Menarik untuk disimak bahwa penerobosan yang dilakukan Sutardji terhadap
makna membawa dia kepada percobaan lain untuk menerobos batas-batas bahasa.
Penerobosan terhadap batas-batas bahasa ini dilakukan dengan melakukan
penyimpangan dari semantik dan penyimpangan dari sintaksis. Semantik menunjuk
hubungan antara bahasa dan suatu obyek di luar bahasa, sedangkan sintaksis
menunjuk hubungan internal antara unsur-unsur bahasa itu sendiri.

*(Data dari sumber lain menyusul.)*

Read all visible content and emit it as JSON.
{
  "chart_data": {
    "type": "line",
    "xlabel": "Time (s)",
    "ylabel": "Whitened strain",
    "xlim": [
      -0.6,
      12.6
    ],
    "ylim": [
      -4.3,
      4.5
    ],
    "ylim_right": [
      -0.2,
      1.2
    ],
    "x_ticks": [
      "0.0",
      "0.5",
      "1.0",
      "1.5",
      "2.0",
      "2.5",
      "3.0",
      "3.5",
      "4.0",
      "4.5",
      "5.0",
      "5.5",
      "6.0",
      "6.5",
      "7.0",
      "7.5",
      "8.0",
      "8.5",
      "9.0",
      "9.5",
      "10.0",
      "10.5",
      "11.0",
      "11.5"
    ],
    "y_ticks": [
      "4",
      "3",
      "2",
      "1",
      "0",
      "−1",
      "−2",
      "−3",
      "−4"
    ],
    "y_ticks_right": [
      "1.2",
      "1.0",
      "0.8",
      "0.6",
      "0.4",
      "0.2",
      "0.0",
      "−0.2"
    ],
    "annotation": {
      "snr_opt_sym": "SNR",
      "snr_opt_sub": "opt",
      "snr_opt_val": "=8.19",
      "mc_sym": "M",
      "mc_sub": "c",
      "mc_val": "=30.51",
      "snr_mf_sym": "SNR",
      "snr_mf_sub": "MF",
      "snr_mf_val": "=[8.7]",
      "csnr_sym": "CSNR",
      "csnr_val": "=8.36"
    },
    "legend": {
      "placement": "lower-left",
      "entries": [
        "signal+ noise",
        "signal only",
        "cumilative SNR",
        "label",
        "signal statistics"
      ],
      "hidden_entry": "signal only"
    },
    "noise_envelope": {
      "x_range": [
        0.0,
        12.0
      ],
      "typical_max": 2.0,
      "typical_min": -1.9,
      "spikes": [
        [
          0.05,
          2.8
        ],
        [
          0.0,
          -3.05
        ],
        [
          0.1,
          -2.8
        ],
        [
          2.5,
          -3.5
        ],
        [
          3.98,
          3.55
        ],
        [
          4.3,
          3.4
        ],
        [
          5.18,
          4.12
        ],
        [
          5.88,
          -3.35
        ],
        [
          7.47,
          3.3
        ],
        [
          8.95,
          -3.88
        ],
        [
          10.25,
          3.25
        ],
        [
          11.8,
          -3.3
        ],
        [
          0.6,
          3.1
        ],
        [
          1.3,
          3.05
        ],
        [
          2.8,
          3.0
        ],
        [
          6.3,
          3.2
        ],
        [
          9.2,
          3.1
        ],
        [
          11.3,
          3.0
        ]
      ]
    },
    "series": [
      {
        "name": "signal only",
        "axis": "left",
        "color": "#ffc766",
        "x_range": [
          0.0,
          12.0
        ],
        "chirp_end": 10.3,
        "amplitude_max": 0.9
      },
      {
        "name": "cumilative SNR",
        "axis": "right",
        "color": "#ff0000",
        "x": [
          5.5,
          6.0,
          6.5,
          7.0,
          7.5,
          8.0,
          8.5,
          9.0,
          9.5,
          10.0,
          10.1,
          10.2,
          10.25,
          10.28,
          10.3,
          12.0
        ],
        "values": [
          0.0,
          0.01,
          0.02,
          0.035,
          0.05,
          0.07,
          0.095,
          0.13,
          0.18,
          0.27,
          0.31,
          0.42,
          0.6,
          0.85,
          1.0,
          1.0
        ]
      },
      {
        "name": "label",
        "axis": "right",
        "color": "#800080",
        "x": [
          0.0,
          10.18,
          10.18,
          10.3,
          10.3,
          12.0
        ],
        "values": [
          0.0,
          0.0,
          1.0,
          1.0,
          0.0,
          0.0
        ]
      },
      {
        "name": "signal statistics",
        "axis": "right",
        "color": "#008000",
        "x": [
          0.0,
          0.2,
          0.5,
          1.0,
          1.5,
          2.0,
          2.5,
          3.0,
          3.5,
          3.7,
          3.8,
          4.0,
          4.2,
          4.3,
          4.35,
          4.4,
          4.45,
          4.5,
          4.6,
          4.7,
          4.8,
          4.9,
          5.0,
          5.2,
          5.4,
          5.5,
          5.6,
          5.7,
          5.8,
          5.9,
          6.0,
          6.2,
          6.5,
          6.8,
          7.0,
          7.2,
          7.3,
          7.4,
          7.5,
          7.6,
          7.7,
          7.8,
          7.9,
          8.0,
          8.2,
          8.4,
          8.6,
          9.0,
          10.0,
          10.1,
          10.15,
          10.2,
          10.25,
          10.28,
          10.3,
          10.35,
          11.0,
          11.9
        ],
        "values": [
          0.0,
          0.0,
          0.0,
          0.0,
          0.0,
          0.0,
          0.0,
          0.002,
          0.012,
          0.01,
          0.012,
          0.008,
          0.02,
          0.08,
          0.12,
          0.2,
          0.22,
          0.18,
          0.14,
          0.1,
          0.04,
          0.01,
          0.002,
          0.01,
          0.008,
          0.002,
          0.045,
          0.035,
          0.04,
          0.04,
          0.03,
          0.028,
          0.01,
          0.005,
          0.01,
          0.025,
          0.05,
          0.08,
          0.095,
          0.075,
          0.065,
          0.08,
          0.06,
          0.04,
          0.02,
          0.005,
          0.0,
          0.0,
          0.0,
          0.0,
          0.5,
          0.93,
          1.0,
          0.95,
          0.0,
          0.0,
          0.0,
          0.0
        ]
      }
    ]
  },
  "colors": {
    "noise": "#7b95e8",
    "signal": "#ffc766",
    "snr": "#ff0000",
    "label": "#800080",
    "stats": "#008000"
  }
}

Penerobosan terhadap semantik dilakukan dengan memakai fonem-fonem atau
bunyi-bunyi bahasa yang tidak ada maknanya secara leksikal. Meski demikian,
penyairnya sadar juga bahwa hanya dengan bunyi-bunyi tanpa makna itu tidak
mungkin lahir sebuah puisi dalam arti yang kita kenal. Maka, dalam beberapa
sajaknya Sutardji menerapkan teknik menyusun pantun dalam bentuk yang lebih
diperluas.
Jumlah baris dalam bait jauh lebih bebas dan tidak hanya terbatas pada
empat baris, jumlah suku kata juga dibuat tanpa mengikuti pakem pantun, dan
rima juga tidak harus mengikuti formula ab/ab.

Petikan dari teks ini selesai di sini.